El tema se ha convertido en un punto álgido dentro de la cambiante arquitectura de seguridad de Ereván y plantea la cuestión de si la base, establecida en 1995 y prorrogada hasta 2044, sigue sirviendo a los intereses de Armenia o si se ha transformado en una carga.
El diputado azerbaiyano Elchin Mirzebeyli, en declaraciones a Oxu.Az, subrayó que, si bien el gobierno armenio puede denunciar el tratado, hacerlo desencadenaría graves riesgos políticos, económicos y de seguridad.
“Teóricamente, Ereván podría intentar cancelar el acuerdo, pero en la práctica hoy un paso así resulta muy poco probable. Cualquier acción unilateral significaría una escalada brusca con Moscú”, afirmó.
Un símbolo de dependencia y un objetivo potencial
Mirzebeyli destacó que la presencia de una base rusa socava la soberanía de Armenia, limitando su margen de maniobra con los socios occidentales. “En un momento en que Armenia habla de integración europea, una base militar extranjera en su territorio actúa tanto como recordatorio de dependencia como palanca de presión en manos de Moscú”, señaló.
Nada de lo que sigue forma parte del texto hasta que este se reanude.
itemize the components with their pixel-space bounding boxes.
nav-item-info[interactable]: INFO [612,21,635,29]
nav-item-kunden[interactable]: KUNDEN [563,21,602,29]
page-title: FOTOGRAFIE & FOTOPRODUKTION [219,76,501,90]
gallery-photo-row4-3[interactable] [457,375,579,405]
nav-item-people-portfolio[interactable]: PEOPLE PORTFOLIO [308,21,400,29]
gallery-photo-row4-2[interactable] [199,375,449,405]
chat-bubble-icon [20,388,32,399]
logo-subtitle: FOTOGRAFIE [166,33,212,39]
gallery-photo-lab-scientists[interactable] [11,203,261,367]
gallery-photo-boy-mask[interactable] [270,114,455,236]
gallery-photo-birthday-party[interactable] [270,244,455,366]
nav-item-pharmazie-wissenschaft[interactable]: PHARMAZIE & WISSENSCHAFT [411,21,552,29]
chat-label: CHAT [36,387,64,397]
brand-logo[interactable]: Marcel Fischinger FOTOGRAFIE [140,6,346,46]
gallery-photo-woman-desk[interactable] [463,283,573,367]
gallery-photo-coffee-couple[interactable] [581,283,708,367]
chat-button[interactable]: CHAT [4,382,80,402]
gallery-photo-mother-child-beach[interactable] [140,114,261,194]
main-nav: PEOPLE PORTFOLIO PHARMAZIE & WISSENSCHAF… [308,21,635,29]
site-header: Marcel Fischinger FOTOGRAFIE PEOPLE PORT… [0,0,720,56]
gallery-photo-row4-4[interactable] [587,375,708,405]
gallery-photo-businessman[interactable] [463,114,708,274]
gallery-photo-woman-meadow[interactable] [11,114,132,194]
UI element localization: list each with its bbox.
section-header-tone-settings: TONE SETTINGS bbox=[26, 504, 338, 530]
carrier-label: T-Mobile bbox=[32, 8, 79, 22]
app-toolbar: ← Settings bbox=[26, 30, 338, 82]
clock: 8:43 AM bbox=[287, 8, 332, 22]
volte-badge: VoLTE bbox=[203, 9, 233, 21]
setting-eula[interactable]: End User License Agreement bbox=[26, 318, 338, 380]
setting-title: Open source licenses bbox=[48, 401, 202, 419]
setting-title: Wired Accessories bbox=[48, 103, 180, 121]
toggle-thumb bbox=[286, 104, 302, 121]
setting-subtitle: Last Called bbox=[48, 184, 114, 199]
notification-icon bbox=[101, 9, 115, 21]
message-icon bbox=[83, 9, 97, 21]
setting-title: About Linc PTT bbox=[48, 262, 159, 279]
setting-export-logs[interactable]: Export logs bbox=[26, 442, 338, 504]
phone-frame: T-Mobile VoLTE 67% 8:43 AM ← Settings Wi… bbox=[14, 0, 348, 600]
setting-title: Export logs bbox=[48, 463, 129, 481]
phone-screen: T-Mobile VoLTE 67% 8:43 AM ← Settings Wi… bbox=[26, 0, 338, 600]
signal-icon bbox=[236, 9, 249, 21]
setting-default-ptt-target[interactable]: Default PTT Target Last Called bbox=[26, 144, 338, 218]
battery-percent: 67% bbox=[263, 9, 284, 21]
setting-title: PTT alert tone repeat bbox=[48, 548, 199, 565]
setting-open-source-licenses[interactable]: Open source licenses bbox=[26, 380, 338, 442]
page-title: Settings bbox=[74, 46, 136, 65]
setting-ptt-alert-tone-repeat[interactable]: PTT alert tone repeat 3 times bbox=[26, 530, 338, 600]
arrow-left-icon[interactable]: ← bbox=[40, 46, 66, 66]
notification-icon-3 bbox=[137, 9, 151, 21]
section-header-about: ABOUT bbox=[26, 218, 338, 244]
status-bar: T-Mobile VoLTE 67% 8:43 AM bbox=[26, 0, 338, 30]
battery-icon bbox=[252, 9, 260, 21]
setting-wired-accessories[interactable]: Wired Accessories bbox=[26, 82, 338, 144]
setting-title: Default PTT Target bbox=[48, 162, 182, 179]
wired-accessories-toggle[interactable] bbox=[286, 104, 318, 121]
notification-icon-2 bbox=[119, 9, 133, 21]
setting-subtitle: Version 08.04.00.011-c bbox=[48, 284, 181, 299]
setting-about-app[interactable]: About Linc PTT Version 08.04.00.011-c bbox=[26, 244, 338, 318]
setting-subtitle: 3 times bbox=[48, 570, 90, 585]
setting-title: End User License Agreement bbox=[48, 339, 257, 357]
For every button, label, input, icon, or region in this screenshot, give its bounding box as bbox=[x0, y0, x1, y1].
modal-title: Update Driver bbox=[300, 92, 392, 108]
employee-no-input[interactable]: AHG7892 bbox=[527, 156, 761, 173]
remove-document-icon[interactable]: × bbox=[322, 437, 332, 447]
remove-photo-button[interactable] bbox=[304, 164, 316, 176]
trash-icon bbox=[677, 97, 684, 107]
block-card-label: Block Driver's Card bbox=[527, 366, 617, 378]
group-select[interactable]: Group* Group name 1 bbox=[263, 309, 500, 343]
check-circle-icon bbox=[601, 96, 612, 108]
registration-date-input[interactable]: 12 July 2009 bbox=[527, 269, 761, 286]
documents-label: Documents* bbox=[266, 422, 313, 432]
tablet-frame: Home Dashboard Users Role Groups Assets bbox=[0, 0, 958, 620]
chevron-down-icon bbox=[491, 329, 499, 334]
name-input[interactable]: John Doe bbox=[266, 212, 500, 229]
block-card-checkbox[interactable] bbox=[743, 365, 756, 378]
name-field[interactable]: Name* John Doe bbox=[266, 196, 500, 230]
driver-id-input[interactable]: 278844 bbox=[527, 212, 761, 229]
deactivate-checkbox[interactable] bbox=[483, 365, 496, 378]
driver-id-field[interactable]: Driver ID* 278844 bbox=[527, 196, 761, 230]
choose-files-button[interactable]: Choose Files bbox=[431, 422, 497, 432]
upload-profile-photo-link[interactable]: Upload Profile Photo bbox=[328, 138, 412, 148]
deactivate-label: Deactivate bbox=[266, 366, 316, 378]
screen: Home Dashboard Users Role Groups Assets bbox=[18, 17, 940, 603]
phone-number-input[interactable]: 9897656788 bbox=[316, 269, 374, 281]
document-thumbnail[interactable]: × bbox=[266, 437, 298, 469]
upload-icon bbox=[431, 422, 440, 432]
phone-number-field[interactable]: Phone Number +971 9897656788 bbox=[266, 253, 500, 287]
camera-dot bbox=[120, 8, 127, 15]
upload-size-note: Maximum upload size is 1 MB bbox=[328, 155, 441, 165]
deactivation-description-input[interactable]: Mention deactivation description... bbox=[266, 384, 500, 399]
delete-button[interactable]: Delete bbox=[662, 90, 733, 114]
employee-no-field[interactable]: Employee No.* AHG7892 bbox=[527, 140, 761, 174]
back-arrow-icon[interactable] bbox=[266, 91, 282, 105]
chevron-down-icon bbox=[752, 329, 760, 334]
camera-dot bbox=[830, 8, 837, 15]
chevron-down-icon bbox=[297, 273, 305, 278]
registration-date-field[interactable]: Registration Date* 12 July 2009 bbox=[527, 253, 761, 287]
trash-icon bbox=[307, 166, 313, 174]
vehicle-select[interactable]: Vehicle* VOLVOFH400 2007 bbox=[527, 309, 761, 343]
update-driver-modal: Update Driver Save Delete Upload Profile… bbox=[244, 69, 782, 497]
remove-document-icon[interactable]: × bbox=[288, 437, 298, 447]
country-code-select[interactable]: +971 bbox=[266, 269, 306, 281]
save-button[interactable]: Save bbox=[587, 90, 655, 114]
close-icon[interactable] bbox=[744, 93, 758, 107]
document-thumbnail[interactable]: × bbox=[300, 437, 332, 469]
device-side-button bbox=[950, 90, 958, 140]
Agregó que, en caso de crisis, la base podría convertirse fácilmente en un “objetivo legítimo”, exponiendo al propio país a mayores riesgos de seguridad. Incidentes como el asesinato de 2015 en Gyumri cometido por un soldado ruso, argumentó, muestran la relación frágil y tensa entre la población local y el contingente ruso.
Riesgos estratégicos y sociales
Según el parlamentario, la base también participa en operaciones de inteligencia e influencia, lo que erosiona la confianza entre vecinos y complica los arreglos de seguridad regional. “No solo proyecta poder hacia afuera; también corroe la cohesión social de Armenia desde dentro”, enfatizó.
Perspectivas
En última instancia, el destino de la base 102 dependerá no solo de las cláusulas legales, sino también de la orientación de la política exterior de Armenia, de la evolución de sus relaciones con Moscú y del nuevo orden de seguridad regional. Por ahora, el cierre parece improbable —pero la presión sobre Ereván para redefinir su postura en materia de seguridad crece cada vez más.